EU needs to begin representing interest of citizens – Carthy
“The European Commission is eager to push ahead with increased EU federalism and reduced democratic accountability, and Mr Juncker’s address is likely to ignore to the massive political upheavals that have led to Brexit and the rise of dangerous far-right parties across Europe.
“The last year has seen the European Commission announce plans for a Multilateral Investment Court, a new European Defence Fund and approved a number of dangerous competition mergers and taxpayer-funded bailouts.
“The European Commission repeatedly states that it is working for EU citizens, but in Ireland’s case, a series of ‘citizen's dialogues on the future of the EU’ amounted merely to Fine Gael love-ins, with the vast majority of Irish citizens completely unaware that such a consultation even existed.

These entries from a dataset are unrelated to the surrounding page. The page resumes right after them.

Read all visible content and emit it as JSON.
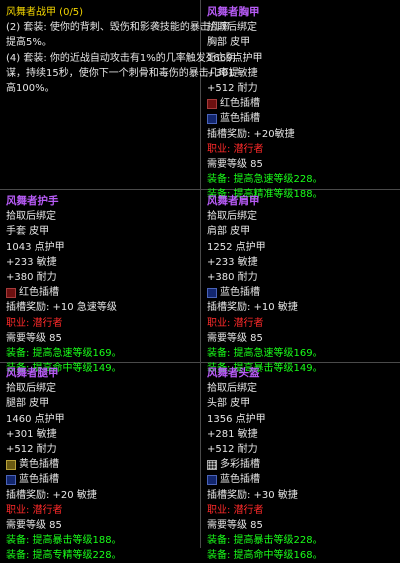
{
  "set_bonus_panel": {
    "title": "风舞者战甲 (0/5)",
    "bonus_lines": [
      "(2) 套装: 使你的背刺、毁伤和影袭技能的暴击几率",
      "提高5%。",
      "(4) 套装: 你的近战自动攻击有1%的几率触发死亡阴",
      "谋，持续15秒，使你下一个刺骨和毒伤的暴击几率提",
      "高100%。"
    ]
  },
  "items": {
    "chest": {
      "name": "风舞者胸甲",
      "bind": "拾取后绑定",
      "slot": "胸部 皮甲",
      "armor": "1669点护甲",
      "stat1": "+301 敏捷",
      "stat2": "+512 耐力",
      "socket1": "红色插槽",
      "socket2": "蓝色插槽",
      "socket_bonus": "插槽奖励: +20敏捷",
      "class": "职业: 潜行者",
      "level": "需要等级 85",
      "equip1": "装备: 提高急速等级228。",
      "equip2": "装备: 提高精准等级188。"
    },
    "hands": {
      "name": "风舞者护手",
      "bind": "拾取后绑定",
      "slot": "手套 皮甲",
      "armor": "1043 点护甲",
      "stat1": "+233 敏捷",
      "stat2": "+380 耐力",
      "socket1": "红色插槽",
      "socket_bonus": "插槽奖励: +10 急速等级",
      "class": "职业: 潜行者",
      "level": "需要等级 85",
      "equip1": "装备: 提高急速等级169。",
      "equip2": "装备: 提高命中等级149。"
    },
    "shoulder": {
      "name": "风舞者肩甲",
      "bind": "拾取后绑定",
      "slot": "肩部 皮甲",
      "armor": "1252 点护甲",
      "stat1": "+233 敏捷",
      "stat2": "+380 耐力",
      "socket1": "蓝色插槽",
      "socket_bonus": "插槽奖励: +10 敏捷",
      "class": "职业: 潜行者",
      "level": "需要等级 85",
      "equip1": "装备: 提高急速等级169。",
      "equip2": "装备: 提高暴击等级149。"
    },
    "legs": {
      "name": "风舞者腿甲",
      "bind": "拾取后绑定",
      "slot": "腿部 皮甲",
      "armor": "1460 点护甲",
      "stat1": "+301 敏捷",
      "stat2": "+512 耐力",
      "socket1": "黄色插槽",
      "socket2": "蓝色插槽",
      "socket_bonus": "插槽奖励: +20 敏捷",
      "class": "职业: 潜行者",
      "level": "需要等级 85",
      "equip1": "装备: 提高暴击等级188。",
      "equip2": "装备: 提高专精等级228。"
    },
    "head": {
      "name": "风舞者头盔",
      "bind": "拾取后绑定",
      "slot": "头部 皮甲",
      "armor": "1356 点护甲",
      "stat1": "+281 敏捷",
      "stat2": "+512 耐力",
      "socket1": "多彩插槽",
      "socket2": "蓝色插槽",
      "socket_bonus": "插槽奖励: +30 敏捷",
      "class": "职业: 潜行者",
      "level": "需要等级 85",
      "equip1": "装备: 提高暴击等级228。",
      "equip2": "装备: 提高命中等级168。"
    }
  },
  "colors": {
    "item_name": "#b85cf7",
    "set_title": "#f2d400",
    "class_req": "#ff2a2a",
    "equip_effect": "#19ff19",
    "grid": "#4a4a4a"
  }
}
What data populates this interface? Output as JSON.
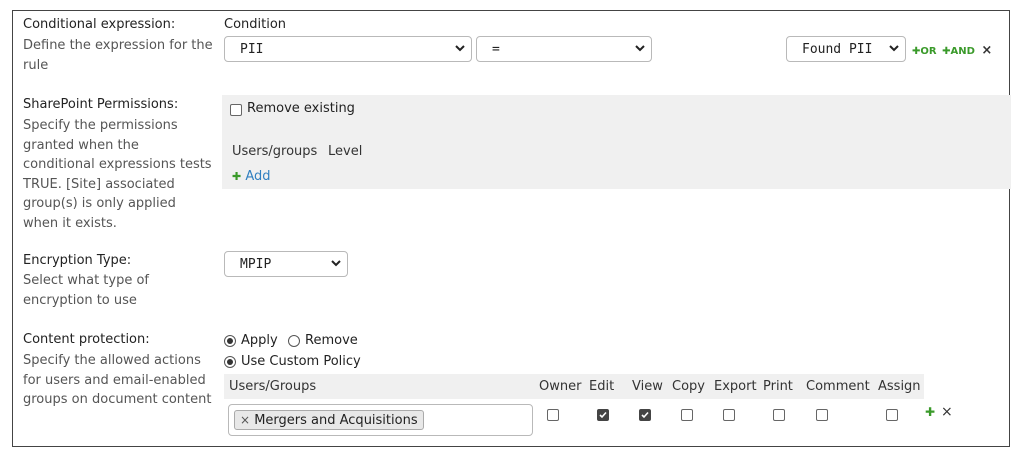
{
  "conditional": {
    "title": "Conditional expression:",
    "desc": "Define the expression for the rule",
    "condition_label": "Condition",
    "field_select": "PII",
    "operator_select": "=",
    "value_select": "Found PII",
    "or_label": "OR",
    "and_label": "AND",
    "remove_symbol": "×"
  },
  "sharepoint": {
    "title": "SharePoint Permissions:",
    "desc": "Specify the permissions granted when the conditional expressions tests TRUE. [Site] associated group(s) is only applied when it exists.",
    "remove_existing_label": "Remove existing",
    "remove_existing_checked": false,
    "columns": [
      "Users/groups",
      "Level"
    ],
    "add_label": "Add"
  },
  "encryption": {
    "title": "Encryption Type:",
    "desc": "Select what type of encryption to use",
    "selected": "MPIP"
  },
  "content_protection": {
    "title": "Content protection:",
    "desc": "Specify the allowed actions for users and email-enabled groups on document content",
    "apply_label": "Apply",
    "remove_label": "Remove",
    "mode": "Apply",
    "use_custom_policy_label": "Use Custom Policy",
    "use_custom_policy_selected": true,
    "columns": [
      "Users/Groups",
      "Owner",
      "Edit",
      "View",
      "Copy",
      "Export",
      "Print",
      "Comment",
      "Assign"
    ],
    "rows": [
      {
        "user_tag": "Mergers and Acquisitions",
        "tag_remove": "×",
        "owner": false,
        "edit": true,
        "view": true,
        "copy": false,
        "export": false,
        "print": false,
        "comment": false,
        "assign": false
      }
    ],
    "row_remove_symbol": "×"
  },
  "colors": {
    "green_plus": "#3a9a2a",
    "link_blue": "#2f7fc0",
    "panel_grey": "#f0f0f0",
    "border": "#444444"
  }
}
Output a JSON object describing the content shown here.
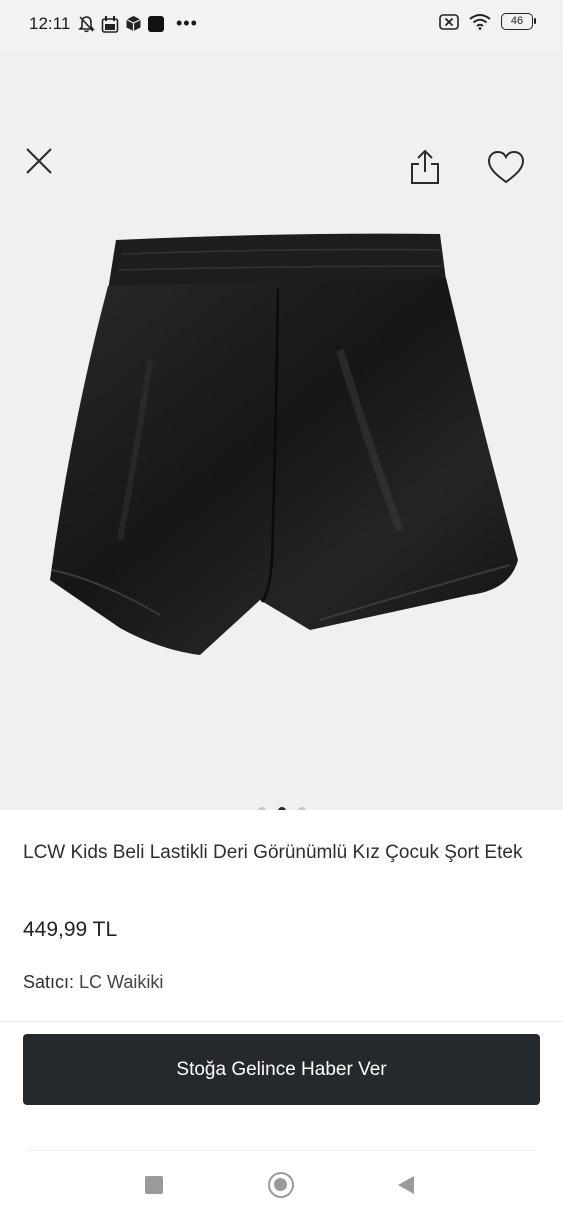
{
  "status_bar": {
    "time": "12:11",
    "battery": "46",
    "overflow": "•••"
  },
  "gallery": {
    "page_count": 3,
    "active_page": 2,
    "icons": {
      "close": "close-icon",
      "share": "share-icon",
      "favorite": "heart-icon"
    }
  },
  "product": {
    "title": "LCW Kids Beli Lastikli Deri Görünümlü Kız Çocuk Şort Etek",
    "price": "449,99 TL",
    "seller_label": "Satıcı:",
    "seller_name": "LC Waikiki"
  },
  "actions": {
    "notify_label": "Stoğa Gelince Haber Ver"
  },
  "colors": {
    "gallery_bg": "#f0f0f2",
    "button_bg": "#25282d",
    "product_fill": "#1b1b1b"
  }
}
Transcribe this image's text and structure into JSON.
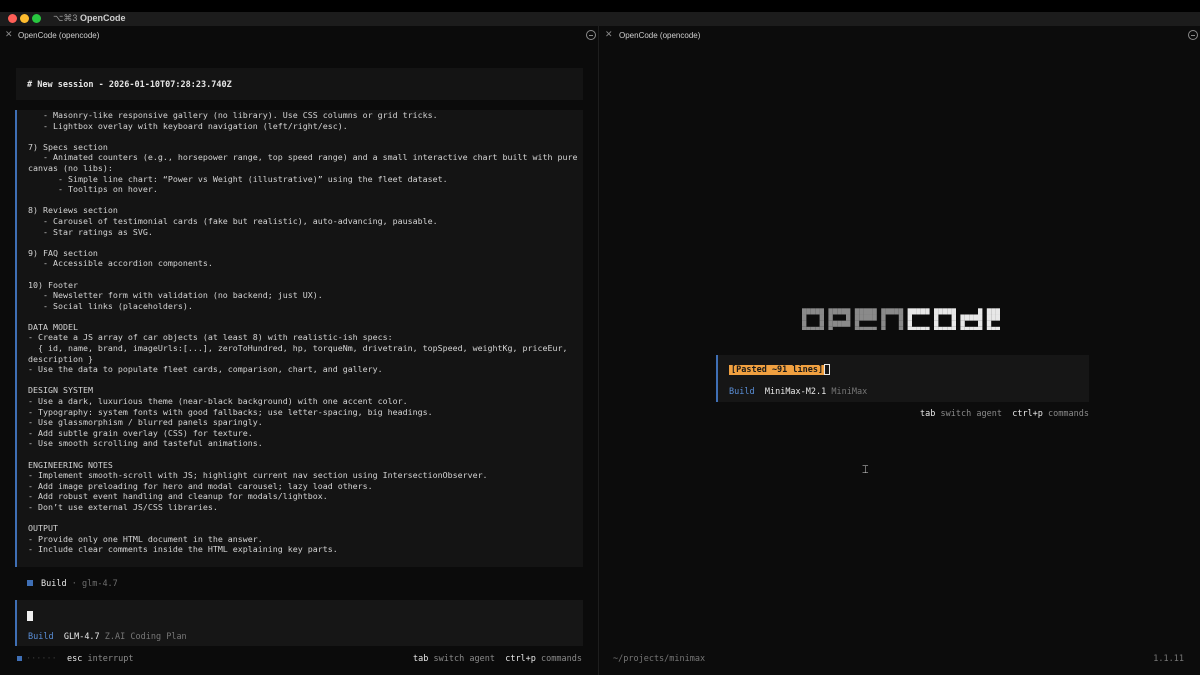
{
  "window": {
    "shortcut": "⌥⌘3",
    "title": "OpenCode"
  },
  "left_pane": {
    "title": "OpenCode (opencode)",
    "session_title": "# New session - 2026-01-10T07:28:23.740Z",
    "prompt_lines": [
      "   - Masonry-like responsive gallery (no library). Use CSS columns or grid tricks.",
      "   - Lightbox overlay with keyboard navigation (left/right/esc).",
      "",
      "7) Specs section",
      "   - Animated counters (e.g., horsepower range, top speed range) and a small interactive chart built with pure",
      "canvas (no libs):",
      "      - Simple line chart: “Power vs Weight (illustrative)” using the fleet dataset.",
      "      - Tooltips on hover.",
      "",
      "8) Reviews section",
      "   - Carousel of testimonial cards (fake but realistic), auto-advancing, pausable.",
      "   - Star ratings as SVG.",
      "",
      "9) FAQ section",
      "   - Accessible accordion components.",
      "",
      "10) Footer",
      "   - Newsletter form with validation (no backend; just UX).",
      "   - Social links (placeholders).",
      "",
      "DATA MODEL",
      "- Create a JS array of car objects (at least 8) with realistic-ish specs:",
      "  { id, name, brand, imageUrls:[...], zeroToHundred, hp, torqueNm, drivetrain, topSpeed, weightKg, priceEur,",
      "description }",
      "- Use the data to populate fleet cards, comparison, chart, and gallery.",
      "",
      "DESIGN SYSTEM",
      "- Use a dark, luxurious theme (near-black background) with one accent color.",
      "- Typography: system fonts with good fallbacks; use letter-spacing, big headings.",
      "- Use glassmorphism / blurred panels sparingly.",
      "- Add subtle grain overlay (CSS) for texture.",
      "- Use smooth scrolling and tasteful animations.",
      "",
      "ENGINEERING NOTES",
      "- Implement smooth-scroll with JS; highlight current nav section using IntersectionObserver.",
      "- Add image preloading for hero and modal carousel; lazy load others.",
      "- Add robust event handling and cleanup for modals/lightbox.",
      "- Don’t use external JS/CSS libraries.",
      "",
      "OUTPUT",
      "- Provide only one HTML document in the answer.",
      "- Include clear comments inside the HTML explaining key parts."
    ],
    "build_label": "Build",
    "build_sep": "·",
    "build_model": "glm-4.7",
    "input": {
      "agent": "Build",
      "model": "GLM-4.7",
      "provider": "Z.AI Coding Plan"
    },
    "status": {
      "dots": "······",
      "esc_key": "esc",
      "esc_hint": "interrupt",
      "tab_key": "tab",
      "tab_hint": "switch agent",
      "cmd_key": "ctrl+p",
      "cmd_hint": "commands"
    }
  },
  "right_pane": {
    "title": "OpenCode (opencode)",
    "logo_text": "opencode",
    "pasted_badge": "[Pasted ~91 lines]",
    "input": {
      "agent": "Build",
      "model": "MiniMax-M2.1",
      "provider": "MiniMax"
    },
    "hints": {
      "tab_key": "tab",
      "tab_hint": "switch agent",
      "cmd_key": "ctrl+p",
      "cmd_hint": "commands"
    },
    "path": "~/projects/minimax",
    "version": "1.1.11"
  },
  "colors": {
    "accent_blue": "#3f6fb5",
    "paste_orange": "#f0a040",
    "logo_dim": "#8a8a8a",
    "logo_bright": "#e8e8e8"
  }
}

“Despite a change of tone after Brexit, nothing has changed. Commissioners have all been asked to prepare ‘Future of the EU’ position papers on their respective policy areas. This has now been exposed as a charade that is all about steering the EU even further down the road of neo-liberal policies and away from a more social and democratic Europe.
“President Juncker will inevitably talk of growth restarting; the same ‘growth’ that saw massive cuts in spending causing 8,000 people to be homeless in Ireland last month.
“It is this same ‘growth’ that is resulting in cuts to vital transport links in rural areas and which is attempting to forcibly open up other public services such as An Post and water to private competition.
“The policies pursued by EU leaders will see huge increases in funding channelled into military and security programmes that result in deaths of refugees at sea.
“Meanwhile, some Irish political parties such as Fine Gael have stood by, cheerleading the EU’s move away from social initiatives in favour of dangerous trade deals negotiated behind closed doors, investment courts which threaten public services, increased liberalisation of the transport and energy sectors and a militarisation which directly threatens Ireland's neutrality.
“The impenetrable legislative process of many of the EU’s initiatives mean that many important decisions are still being taken without any democratic oversight whatsoever.
“The vast lobbying machine that has established itself in Brussels far outweighs the influence of tax justice NGOs, transparency watchdogs and citizen's groups.
“It is clear that the interests of those currently driving EU policy lie increasingly with large corporations and is dominated by larger states, particularly Germany.
“European Commission President Juncker's ‘State of the EU’ remarks will no doubt be replete with references about ‘better together’. However who are these rules actually better for?
“For our part, Sinn Féin want to see an EU that is guided by democratic principles and based on the premise that it is by member states working together as equals on matters of mutual interest that we can best serve all the citizens of the EU. As has been witnessed by our extensive efforts on Brexit, we believe that Ireland’s place is in the EU. However, that does not mean that we will not continue to expose the failures of the European institutions as they relate to Ireland.
“The EU needs to begin listening to its citizens and to reflect and uphold their interests as opposed to a corporate elite. It needs to move away from a bureaucratic web of legislation intended for the benefit of a few and towards a social Europe which reflects the interests of ordinary families.”